Lançado com estardalhaço pelo príncipe herdeiro da Arábia Saudita, Mohammed bin Salman, o MBS, em 2022, a metrópole sustentável The Line pode nunca sair do papel.
Segundo maior exportador de petróleo do planeta, o governo saudita prometia erguer uma utopia verde.
Composta por uma estrutura de aço e vidro, a cidade se estenderia por 170 km de comprimento e teria apenas 200 m de largura, à beira de um paradisíaco Mar Vermelho.
Seus moradores teriam a possibilidade de percorrê-la sem precisar de carros ou estradas. E todas as emissões de carbono seriam neutralizadas, no que Salman prometeu ser “uma revolução civilizacional”.
Até o final da década, ao menos 1,5 milhão de residentes poderiam desfrutar de “formas alternativas de viver”, dispondo de todo tipo de serviços, lazer e oportunidades de emprego num curto raio de extensão.
Mas o projeto vem sofrendo com o ceticismo de investidores, que não creem na sua viabilidade.
Nas últimas semanas, o governo passou a reduzir drasticamente as projeções sobre o tamanho do The Line.
A nova versão mostra que no máximo 300.000 pessoas poderão viver no local. E que a cidade deverá ter apenas 2,4 km até 2030.

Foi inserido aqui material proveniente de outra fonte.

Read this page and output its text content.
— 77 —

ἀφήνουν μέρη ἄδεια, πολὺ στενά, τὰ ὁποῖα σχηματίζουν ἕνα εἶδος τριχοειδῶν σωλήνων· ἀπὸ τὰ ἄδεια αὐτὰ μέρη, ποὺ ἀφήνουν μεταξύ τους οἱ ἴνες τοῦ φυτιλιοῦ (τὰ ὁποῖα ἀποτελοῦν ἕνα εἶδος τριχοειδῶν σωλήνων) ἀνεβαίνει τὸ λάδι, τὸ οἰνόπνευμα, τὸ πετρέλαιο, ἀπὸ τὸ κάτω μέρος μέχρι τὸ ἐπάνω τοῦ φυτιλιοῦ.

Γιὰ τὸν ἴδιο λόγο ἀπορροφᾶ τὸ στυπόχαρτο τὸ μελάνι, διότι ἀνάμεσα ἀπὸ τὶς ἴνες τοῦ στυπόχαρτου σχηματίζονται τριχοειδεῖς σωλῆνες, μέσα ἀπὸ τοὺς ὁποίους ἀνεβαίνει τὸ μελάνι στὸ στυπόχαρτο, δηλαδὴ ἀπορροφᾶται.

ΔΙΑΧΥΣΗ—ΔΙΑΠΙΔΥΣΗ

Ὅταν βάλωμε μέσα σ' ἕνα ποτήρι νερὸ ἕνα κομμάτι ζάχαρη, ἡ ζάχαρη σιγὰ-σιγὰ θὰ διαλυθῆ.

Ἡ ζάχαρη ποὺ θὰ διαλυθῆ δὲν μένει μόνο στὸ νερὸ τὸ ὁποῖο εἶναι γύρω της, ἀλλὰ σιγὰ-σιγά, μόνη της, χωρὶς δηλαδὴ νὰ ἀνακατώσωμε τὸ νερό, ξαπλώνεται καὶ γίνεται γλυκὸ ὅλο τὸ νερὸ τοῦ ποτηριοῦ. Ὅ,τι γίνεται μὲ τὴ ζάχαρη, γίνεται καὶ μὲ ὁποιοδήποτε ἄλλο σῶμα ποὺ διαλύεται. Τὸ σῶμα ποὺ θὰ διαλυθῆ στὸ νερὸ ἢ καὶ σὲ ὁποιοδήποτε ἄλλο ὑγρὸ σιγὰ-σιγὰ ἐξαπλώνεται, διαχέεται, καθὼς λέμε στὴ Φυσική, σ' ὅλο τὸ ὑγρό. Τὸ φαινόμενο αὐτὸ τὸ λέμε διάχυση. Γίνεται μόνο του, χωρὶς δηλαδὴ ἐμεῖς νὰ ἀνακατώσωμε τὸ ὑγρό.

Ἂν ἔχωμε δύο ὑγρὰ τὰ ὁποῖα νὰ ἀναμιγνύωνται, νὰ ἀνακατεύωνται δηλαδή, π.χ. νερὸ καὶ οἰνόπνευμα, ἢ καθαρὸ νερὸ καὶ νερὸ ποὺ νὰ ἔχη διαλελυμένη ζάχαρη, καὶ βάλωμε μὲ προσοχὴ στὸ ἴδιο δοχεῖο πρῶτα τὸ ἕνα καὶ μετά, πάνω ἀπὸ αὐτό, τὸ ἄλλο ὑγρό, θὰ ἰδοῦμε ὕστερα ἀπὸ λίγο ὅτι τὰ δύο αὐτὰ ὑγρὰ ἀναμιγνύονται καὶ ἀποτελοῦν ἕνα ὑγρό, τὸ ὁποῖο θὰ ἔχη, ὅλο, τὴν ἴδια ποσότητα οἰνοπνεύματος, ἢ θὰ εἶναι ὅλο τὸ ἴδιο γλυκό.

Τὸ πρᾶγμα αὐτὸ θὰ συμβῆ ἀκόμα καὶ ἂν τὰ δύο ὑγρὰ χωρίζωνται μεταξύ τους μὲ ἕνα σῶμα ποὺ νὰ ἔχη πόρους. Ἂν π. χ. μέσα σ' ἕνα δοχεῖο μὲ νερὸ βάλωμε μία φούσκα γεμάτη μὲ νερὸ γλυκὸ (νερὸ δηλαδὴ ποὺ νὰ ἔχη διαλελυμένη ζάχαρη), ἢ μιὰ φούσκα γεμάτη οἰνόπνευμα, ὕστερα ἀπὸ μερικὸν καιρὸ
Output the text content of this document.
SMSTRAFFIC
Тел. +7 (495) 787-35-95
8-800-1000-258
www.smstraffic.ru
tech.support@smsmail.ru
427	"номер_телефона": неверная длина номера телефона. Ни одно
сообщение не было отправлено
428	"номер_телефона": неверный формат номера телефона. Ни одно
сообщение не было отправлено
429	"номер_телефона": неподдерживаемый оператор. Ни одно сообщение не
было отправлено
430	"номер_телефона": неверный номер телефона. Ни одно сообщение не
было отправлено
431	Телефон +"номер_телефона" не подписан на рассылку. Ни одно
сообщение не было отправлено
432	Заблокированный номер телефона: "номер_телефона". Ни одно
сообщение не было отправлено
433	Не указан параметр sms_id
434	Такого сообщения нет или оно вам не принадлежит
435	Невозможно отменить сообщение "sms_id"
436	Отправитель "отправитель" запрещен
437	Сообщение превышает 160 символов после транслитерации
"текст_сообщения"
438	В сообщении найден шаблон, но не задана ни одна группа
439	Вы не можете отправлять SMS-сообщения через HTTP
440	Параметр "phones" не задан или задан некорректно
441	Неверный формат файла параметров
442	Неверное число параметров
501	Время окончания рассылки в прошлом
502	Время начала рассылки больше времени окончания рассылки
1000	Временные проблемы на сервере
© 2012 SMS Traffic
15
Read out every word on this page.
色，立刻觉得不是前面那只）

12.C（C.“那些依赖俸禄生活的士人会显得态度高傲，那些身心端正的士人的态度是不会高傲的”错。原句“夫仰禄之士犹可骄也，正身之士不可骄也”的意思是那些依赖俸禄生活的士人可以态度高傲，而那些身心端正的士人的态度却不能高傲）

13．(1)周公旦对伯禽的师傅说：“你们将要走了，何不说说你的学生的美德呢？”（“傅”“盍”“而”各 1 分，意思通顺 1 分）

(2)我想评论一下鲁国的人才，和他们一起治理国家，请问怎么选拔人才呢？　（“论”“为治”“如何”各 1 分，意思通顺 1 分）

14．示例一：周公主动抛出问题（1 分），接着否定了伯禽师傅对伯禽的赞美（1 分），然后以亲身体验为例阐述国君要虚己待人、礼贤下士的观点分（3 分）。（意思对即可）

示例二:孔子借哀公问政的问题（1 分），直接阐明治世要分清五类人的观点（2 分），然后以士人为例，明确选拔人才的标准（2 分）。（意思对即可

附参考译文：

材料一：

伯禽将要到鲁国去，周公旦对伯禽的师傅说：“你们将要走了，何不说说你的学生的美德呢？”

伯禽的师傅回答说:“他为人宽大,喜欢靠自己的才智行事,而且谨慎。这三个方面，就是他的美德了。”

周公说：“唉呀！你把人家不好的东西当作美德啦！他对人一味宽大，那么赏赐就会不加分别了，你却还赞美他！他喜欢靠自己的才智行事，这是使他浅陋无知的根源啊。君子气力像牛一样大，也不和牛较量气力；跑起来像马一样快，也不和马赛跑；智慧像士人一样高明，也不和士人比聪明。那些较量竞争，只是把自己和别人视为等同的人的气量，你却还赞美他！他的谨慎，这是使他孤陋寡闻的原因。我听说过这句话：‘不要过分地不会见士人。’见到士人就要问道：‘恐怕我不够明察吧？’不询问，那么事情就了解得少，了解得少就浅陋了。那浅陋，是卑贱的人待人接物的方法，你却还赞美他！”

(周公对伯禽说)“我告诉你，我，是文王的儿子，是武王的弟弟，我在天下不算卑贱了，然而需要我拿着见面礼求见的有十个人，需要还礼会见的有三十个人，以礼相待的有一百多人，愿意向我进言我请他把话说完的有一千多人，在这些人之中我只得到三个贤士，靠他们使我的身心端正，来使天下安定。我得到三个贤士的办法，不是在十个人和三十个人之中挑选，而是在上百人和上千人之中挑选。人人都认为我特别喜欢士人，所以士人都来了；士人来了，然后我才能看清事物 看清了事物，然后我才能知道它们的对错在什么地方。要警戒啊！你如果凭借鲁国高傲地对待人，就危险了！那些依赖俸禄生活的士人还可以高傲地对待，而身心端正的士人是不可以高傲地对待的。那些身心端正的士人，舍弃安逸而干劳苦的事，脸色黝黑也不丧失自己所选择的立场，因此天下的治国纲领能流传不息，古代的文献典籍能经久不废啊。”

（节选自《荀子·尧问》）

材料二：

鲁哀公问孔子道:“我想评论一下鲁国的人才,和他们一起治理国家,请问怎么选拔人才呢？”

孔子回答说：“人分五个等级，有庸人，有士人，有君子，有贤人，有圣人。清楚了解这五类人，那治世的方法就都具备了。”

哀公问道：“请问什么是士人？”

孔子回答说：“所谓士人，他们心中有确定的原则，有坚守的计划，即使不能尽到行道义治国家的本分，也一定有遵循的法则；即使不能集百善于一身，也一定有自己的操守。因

O golpe nos planos grandiosos de MBS mostram as dificuldades do governo em atrair investimentos estrangeiros.
“Os investidores estrangeiros não compraram a visão do Príncipe Herdeiro de que será possível erguer uma Arábia Saudita, baseada em megaprojetos voltados para a economia verde”, afirma Torbjorn Soltvedt, analista da consultora de risco Maplecroft.
Em 2023, o The Line recebeu investimentos de 1 bilhão de dólares, ou 1% do PIB nacional. Mas a previsão inicial é que seriam gastos 100 bilhões de dólares anualmente até 2030.
O The Line integra um complexo ainda maior, o Neom, uma série de complexos futuristas com mais de 26.000 quilômetros quadrados que está sendo construído na costa do Mar Vermelho.
Esse frenesi econômico faz parte da chamada Visão 2030, ideia de Salman para diversificar a sua economia saudita, que hoje depende completamente do petróleo.
De acordo com o Fundo Monetário Internacional, 75% das receitas da Arábia Saudita têm como origem às exportações de petróleo, o que deixa o país extremamente vulnerável às flutuações no preço da commodity.
O problema é que o Visão 2030 impulsionou os gastos do governo, fragilizando a política fiscal.
Para bancar os investimentos, o país passou a se endividar, e hoje experimenta um raro déficit orçamentário. A aceleração dos gastos desnudou a fragilidade dos sauditas.
Para manter o atual ritmo de investimentos, afirmam especialistas, é preciso que o preço do petróleo permaneça em ao menos 93 dólares o barril. E atualmente, ele encontra-se em 91 dólares.
Desde que ascendeu ao poder, em 2016, Salman tenta projetar a imagem de um governante reformista.
Entre as medidas tomadas por ele está a maior liberdade às mulheres, que agora podem dirigir sozinhas ou viajar para países estrangeiros.
Mas a promoção da suposta abertura política esbarra num histórico de violações de direitos humanos, um problema que afasta investidores.
Em 2018, MBS se envolveu no assassinato do jornalista saudita Jamal Khashoggi, na Turquia.
Outra grave questão são os ataques diários de drones e mísseis dos rebeldes Houthi, do vizinho Iêmen.
Embora um acordo com o Irã, que apoia as milícias, tenha acalmado a situação, a guerra entre Israel e o Hamas voltou a escalar a violência no Golfo Pérsico.
Assim, é improvável que estrangeiros queiram viver numa megaestrutura de vidro imaginada por Salman, vigiadas pelo aparato de segurança da ditadura local e cercados por conflitos regionais.